Self-Help Strategies for RLS

  • See a healthcare provider to rule out another medical problem.
  • Try to improve your sleep habits and get more sleep each day.
  • Eat healthily to get the vitamins and nutrients your body needs. People who lack iron and vitamin D in their diets may be susceptible to RLS.
  • Consider the benefits of ketamine infusion therapy to treat symptoms of RLS.
  • According to the U.S. National Institutes of Health, regular moderate exercise can ease pain related to RLS.

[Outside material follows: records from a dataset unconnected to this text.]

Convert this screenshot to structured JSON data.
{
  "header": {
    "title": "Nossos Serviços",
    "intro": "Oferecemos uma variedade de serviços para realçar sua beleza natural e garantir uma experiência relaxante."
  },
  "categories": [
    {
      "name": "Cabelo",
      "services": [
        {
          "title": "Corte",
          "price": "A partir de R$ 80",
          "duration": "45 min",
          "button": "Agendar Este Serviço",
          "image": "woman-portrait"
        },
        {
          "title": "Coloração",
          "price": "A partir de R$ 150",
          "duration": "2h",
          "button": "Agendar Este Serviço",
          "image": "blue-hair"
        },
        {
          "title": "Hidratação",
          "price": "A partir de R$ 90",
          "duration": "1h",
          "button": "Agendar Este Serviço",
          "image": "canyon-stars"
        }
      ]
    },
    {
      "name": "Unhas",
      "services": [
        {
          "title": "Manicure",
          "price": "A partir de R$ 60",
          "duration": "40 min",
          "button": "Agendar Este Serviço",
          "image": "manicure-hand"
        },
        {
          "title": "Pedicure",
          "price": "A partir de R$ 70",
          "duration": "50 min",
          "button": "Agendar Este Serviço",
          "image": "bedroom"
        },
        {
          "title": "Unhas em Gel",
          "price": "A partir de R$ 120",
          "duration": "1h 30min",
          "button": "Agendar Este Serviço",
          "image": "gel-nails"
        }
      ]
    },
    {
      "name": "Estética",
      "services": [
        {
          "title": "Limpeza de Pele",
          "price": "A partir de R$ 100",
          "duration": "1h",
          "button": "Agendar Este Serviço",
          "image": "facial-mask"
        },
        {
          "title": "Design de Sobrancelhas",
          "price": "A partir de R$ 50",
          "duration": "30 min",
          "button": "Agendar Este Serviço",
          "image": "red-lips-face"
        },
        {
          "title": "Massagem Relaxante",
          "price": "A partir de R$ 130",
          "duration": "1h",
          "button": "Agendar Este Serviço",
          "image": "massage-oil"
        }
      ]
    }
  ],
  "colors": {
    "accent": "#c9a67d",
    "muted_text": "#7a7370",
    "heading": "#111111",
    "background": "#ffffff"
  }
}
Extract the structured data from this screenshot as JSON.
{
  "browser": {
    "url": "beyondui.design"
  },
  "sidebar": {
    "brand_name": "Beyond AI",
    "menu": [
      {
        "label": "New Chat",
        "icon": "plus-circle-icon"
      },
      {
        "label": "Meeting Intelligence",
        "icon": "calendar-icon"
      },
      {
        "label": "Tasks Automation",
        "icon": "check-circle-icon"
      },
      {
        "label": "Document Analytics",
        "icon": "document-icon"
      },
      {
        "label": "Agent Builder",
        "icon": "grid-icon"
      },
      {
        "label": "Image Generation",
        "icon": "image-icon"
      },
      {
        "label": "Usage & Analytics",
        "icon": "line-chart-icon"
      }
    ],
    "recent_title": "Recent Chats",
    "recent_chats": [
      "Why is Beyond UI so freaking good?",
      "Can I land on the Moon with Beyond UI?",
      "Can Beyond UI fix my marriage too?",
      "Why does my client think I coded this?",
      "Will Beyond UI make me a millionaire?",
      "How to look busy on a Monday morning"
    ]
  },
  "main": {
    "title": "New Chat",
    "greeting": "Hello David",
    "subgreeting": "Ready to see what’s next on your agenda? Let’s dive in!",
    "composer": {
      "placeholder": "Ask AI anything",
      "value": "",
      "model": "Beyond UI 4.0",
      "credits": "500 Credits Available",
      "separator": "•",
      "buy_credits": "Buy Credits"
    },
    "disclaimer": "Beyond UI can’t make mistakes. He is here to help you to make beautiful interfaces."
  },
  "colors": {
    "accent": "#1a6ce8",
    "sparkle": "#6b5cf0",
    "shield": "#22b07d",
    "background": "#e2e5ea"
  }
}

Knowing if you Have RLS Depends on the Symptoms

Symptoms to watch for:

  • Sensations that begin while resting. The sensation typically begins after you’ve been lying down or sitting for an extended time, such as in a car, airplane, or movie theater.
  • Relief with movement. The sensation of RLS lessens with activity, such as stretching, jiggling the legs, pacing, or walking.
  • Worsening of symptoms in the evening. Symptoms occur mainly at night.
  • Nighttime leg twitching. RLS may be associated with another, more common condition called periodic limb movement of sleep, which causes the legs to twitch and kick, possibly throughout the night, while you sleep. 

Can you self-diagnose?

You know your pain better than anyone, so there’s a possibility you may be able to arrive at minimal self-diagnosis to help your doctor recommend a treatment plan to reduce the symptoms. Self-diagnosis depends on:

  • Sleep quality questions, such as when and where you fall asleep, how much sleep you get, and whether you sleep comfortably.
  • Ask yourself RLS-specific questions, including when you have an urge to move your legs, and when the pain happens most often.
  • Lifestyle questions. Are there certain foods or medicine which appear to worsen RLS symptoms? Is there any kind of exercise that seems to lessen the pain?

Diagnosis & Treatment

If you’re convinced that you have restless legs syndrome, the next logical step is to see your healthcare provider for a medical diagnosis. Your clinician will perform a physical examination to rule out another potential medical problem that might explain your symptoms, but will focus on the pain as you describe it. You’ll be asked many screening questions to help inform diagnosis, especially related to an irresistible urge to move your legs in the past week, description of the pain sensation, any medicine you may be taking, and personal and family history of RLS. Your healthcare provider can offer specific treatment options after diagnosis but be sure to ask about all your options.

Treatment may involve pain medicine and muscle relaxers, physical therapy, and newer options like ketamine therapy from specialty clinics.